Protein folding is complicated by high concentrations of other molecules in the cell, which can cause misfolding or aggregation of denatured proteins. Chaperones, such as the well studied bacterial chaperone GroEL, are known to protect folding proteins, but the protective mechanisms have been unclear. Van der Vaart et al. used a molecular dynamics simulation to show how GroEL can actively unfold denatured rhodanese as the apical domains of GroEL move to the open position (Figure 13). This finding confirms that multidomain interactions of the chaperone system with the protein substrate play an essential role in the protein-folding process.

 

Understanding Protein-Folding Intermediates

S. Brown and T. Head-Gordon, “Intermediates in the folding of proteins L and G,” Protein Sci. 13, 958 (2004). BER, ASCR-MICS, UCB, NSF

Understanding how and why proteins fold through intermediates (partially folded chains) is important for understanding larger proteins, more complicated topologies, and their possible connection to misfolding processes responsible for disease.
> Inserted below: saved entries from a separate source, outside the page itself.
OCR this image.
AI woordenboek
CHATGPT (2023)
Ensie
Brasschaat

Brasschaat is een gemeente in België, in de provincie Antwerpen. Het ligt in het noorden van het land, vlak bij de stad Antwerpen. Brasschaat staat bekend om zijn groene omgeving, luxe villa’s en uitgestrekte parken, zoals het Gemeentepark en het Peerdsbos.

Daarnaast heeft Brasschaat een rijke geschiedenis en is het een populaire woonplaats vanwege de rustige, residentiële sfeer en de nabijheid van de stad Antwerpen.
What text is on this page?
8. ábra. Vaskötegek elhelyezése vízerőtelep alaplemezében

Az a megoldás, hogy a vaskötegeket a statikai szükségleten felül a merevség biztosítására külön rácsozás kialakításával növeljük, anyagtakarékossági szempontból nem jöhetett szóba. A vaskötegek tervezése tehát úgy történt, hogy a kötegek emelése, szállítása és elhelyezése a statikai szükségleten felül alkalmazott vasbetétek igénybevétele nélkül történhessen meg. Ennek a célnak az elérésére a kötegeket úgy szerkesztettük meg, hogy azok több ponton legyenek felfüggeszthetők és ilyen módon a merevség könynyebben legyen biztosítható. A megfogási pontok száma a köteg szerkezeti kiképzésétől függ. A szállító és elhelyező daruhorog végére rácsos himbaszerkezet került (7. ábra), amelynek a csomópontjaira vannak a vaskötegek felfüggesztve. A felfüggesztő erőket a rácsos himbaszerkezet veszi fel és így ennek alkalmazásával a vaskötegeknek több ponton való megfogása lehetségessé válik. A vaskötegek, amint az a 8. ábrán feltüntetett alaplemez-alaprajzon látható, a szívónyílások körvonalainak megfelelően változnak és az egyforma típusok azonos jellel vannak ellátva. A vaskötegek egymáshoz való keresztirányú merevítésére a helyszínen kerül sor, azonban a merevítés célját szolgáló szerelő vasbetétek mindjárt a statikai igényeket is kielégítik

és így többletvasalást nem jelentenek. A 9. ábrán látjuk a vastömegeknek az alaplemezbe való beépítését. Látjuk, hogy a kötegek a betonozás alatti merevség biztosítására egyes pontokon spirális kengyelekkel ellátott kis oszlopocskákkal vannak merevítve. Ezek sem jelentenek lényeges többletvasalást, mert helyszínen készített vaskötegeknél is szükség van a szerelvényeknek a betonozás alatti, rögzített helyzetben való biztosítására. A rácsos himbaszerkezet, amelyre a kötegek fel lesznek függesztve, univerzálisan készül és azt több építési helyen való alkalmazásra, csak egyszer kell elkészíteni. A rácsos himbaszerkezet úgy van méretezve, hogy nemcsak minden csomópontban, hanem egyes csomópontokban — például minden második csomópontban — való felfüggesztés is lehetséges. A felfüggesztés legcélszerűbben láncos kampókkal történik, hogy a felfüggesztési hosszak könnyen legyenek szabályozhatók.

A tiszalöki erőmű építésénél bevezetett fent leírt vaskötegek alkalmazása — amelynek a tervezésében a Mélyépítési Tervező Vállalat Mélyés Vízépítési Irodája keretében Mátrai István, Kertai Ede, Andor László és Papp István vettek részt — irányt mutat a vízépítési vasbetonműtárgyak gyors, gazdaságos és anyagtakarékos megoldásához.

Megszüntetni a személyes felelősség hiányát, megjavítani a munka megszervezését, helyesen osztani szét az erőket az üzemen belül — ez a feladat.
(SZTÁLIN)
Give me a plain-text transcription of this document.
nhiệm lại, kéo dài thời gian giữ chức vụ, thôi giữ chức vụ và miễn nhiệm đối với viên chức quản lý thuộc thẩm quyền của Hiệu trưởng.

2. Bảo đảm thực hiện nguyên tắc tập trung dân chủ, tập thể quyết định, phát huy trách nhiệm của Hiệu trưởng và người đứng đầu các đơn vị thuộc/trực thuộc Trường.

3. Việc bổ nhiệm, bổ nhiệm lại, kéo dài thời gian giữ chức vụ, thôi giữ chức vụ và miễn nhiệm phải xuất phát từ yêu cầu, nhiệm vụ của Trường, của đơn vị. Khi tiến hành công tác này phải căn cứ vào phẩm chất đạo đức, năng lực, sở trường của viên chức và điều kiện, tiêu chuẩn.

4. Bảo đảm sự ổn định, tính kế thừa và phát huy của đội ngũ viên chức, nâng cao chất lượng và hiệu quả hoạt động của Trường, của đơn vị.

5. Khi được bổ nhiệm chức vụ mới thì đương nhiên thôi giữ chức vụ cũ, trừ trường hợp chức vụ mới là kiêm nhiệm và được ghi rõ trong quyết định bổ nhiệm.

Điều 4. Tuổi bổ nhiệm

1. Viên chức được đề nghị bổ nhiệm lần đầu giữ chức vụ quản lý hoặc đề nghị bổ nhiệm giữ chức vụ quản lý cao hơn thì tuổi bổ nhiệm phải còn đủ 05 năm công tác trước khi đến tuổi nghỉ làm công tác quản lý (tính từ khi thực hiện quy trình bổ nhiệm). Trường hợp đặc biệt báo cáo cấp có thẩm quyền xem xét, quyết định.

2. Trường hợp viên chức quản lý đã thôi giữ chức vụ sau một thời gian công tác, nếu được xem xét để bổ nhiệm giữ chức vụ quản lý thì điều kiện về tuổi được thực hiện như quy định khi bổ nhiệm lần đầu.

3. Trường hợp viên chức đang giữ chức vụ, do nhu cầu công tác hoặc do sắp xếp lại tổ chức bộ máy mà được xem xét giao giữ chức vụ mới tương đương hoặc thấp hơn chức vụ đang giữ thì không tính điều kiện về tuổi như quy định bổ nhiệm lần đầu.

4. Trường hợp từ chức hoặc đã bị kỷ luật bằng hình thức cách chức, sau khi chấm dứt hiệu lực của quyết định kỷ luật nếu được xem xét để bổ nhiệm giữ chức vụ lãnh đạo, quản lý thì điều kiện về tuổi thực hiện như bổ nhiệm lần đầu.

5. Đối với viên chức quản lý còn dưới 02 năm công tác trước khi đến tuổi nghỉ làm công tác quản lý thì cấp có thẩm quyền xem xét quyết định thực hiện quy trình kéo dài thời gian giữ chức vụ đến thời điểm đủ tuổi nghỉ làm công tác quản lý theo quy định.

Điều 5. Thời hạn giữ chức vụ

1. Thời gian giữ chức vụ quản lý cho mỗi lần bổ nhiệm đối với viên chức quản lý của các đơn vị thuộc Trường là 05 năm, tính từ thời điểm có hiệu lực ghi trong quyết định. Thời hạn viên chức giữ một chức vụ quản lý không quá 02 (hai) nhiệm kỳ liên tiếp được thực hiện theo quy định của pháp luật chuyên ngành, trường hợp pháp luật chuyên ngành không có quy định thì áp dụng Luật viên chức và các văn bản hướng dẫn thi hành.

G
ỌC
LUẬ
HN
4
Brown and Head-Gordon simulated the folding of Ig-binding proteins L and G, which have distinctly different folding mechanisms but identical folding topologies. Results indicate that protein G folds through an early intermediate while protein L does not. Specifically, protein G folding involves an on-pathway early intermediate; a barrier separates the unfolded state from the early folding intermediate; and this barrier is lower in free energy relative to the unfolded state.